Personal life
- Born: 181 AH (797 CE) Samarkand, Abbasid Caliphate
- Died: 255 AH (869 CE) Muscat, Abbasid Caliphate
- Era: Islamic Golden Age
- Region: Abbasid Caliphate
- Main interest: Hadith studies
- Notable work: Sunan al-Darimi
- Occupation: Muhaddith^{[broken anchor]}, Hadith compiler, Islamic scholar

Religious life
- Religion: Islam
- Denomination: Sunni
- Jurisprudence: Shafi'i
- Creed: Athari

= Al-Darimi =

Muslim scholar and Imam (797–869)

Abd Allah ibn Abd al-Rahman al-Darimi (عبد الله بن عبد الرحمن الدارمي; 797–869 CE) was a Muslim scholar and Imam of Arab or Persian ancestry.

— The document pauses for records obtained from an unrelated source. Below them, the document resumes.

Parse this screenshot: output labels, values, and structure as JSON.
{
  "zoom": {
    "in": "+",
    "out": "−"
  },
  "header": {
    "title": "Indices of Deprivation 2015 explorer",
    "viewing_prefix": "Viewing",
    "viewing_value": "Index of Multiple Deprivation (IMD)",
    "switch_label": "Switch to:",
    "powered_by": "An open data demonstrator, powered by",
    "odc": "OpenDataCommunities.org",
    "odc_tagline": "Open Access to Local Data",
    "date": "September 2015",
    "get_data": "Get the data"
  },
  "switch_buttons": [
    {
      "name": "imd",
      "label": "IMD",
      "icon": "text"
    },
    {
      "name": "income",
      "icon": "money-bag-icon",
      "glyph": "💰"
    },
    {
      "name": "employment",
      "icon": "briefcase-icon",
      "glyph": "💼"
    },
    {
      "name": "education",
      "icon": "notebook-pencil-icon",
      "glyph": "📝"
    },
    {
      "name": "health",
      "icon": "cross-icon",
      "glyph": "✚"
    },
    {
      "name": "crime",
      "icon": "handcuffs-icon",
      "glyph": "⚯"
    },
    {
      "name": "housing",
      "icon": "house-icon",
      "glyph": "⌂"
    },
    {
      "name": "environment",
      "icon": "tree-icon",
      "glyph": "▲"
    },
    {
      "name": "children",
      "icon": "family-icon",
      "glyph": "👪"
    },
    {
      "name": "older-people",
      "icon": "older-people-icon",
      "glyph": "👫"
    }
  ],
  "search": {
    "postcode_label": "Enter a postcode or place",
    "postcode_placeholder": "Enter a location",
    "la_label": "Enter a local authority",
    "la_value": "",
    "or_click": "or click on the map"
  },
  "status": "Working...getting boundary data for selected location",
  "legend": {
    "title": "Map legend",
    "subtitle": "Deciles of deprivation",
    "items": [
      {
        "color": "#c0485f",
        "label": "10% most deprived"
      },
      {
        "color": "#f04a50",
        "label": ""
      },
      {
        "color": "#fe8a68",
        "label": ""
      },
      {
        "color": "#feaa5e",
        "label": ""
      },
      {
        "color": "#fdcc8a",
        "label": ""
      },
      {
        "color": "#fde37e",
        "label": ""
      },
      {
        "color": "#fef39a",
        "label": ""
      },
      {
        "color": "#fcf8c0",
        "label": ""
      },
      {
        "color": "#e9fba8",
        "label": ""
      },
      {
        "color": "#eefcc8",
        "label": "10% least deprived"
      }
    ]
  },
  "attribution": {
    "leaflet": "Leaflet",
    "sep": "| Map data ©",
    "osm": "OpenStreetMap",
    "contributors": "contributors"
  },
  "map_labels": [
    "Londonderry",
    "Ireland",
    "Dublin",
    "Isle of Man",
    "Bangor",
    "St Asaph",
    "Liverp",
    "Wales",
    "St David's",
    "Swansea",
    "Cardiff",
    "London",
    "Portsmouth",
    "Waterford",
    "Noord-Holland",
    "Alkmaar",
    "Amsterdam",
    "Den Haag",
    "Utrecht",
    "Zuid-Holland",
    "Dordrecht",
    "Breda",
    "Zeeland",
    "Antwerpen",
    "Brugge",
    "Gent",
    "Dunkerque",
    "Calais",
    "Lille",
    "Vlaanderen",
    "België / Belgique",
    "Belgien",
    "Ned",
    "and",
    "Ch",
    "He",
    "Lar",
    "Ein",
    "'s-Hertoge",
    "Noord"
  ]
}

His best known work is Sunan al-Darimi, a book collection of hadith, considered one of the Nine Books (Al-Kutub Al-Tis’ah).

==Biography==
Al-Darimi came from the family tribe of Banu Darim ibn Malik ibn Hanzala ibn Zayd ibn Manah ibn Tamim, or the Arab Banu Tamim tribe. He is also known as al-Tamimi, in relation to Tamim ibn Murr, who was one of the ancestors of Banu Darim.

Al-Darimi stated, "I was born in the same year Abd Allah ibn al-Mubarak died, and Abd Allah ibn al-Mubarak died in 181 AH."

Al-Darimi narrated hadith from Yazid ibn Harun, Abd Allah ibn Awn, and others. A number of scholars also narrated hadiths from him, including Muslim ibn al-Hajjaj, Abu Dawud, al-Tirmidhi, and Abu Zur'a al-Razi.

==Works==
- Sunan al-Darimi: a collection of Muhammad's hadith
- Tafsir al-Darimi: an exegesis mentioned by al-Dhahabi
- Al-Jami'a: mentioned by al-Khatib al-Baghdadi
- Musnad al-Dārimī. Cairo: Dār al-Taʾṣīl, 2015. This Musnad includes many Hadiths in various chapters of jurisprudence. In his compilation, al-Dārimī adopted the method of listing subject matters and chapters, beginning with a great introduction discussing knowledge and its merits, then the Book of Purification, and concluding with the Book of the Virtues of the Qur’an.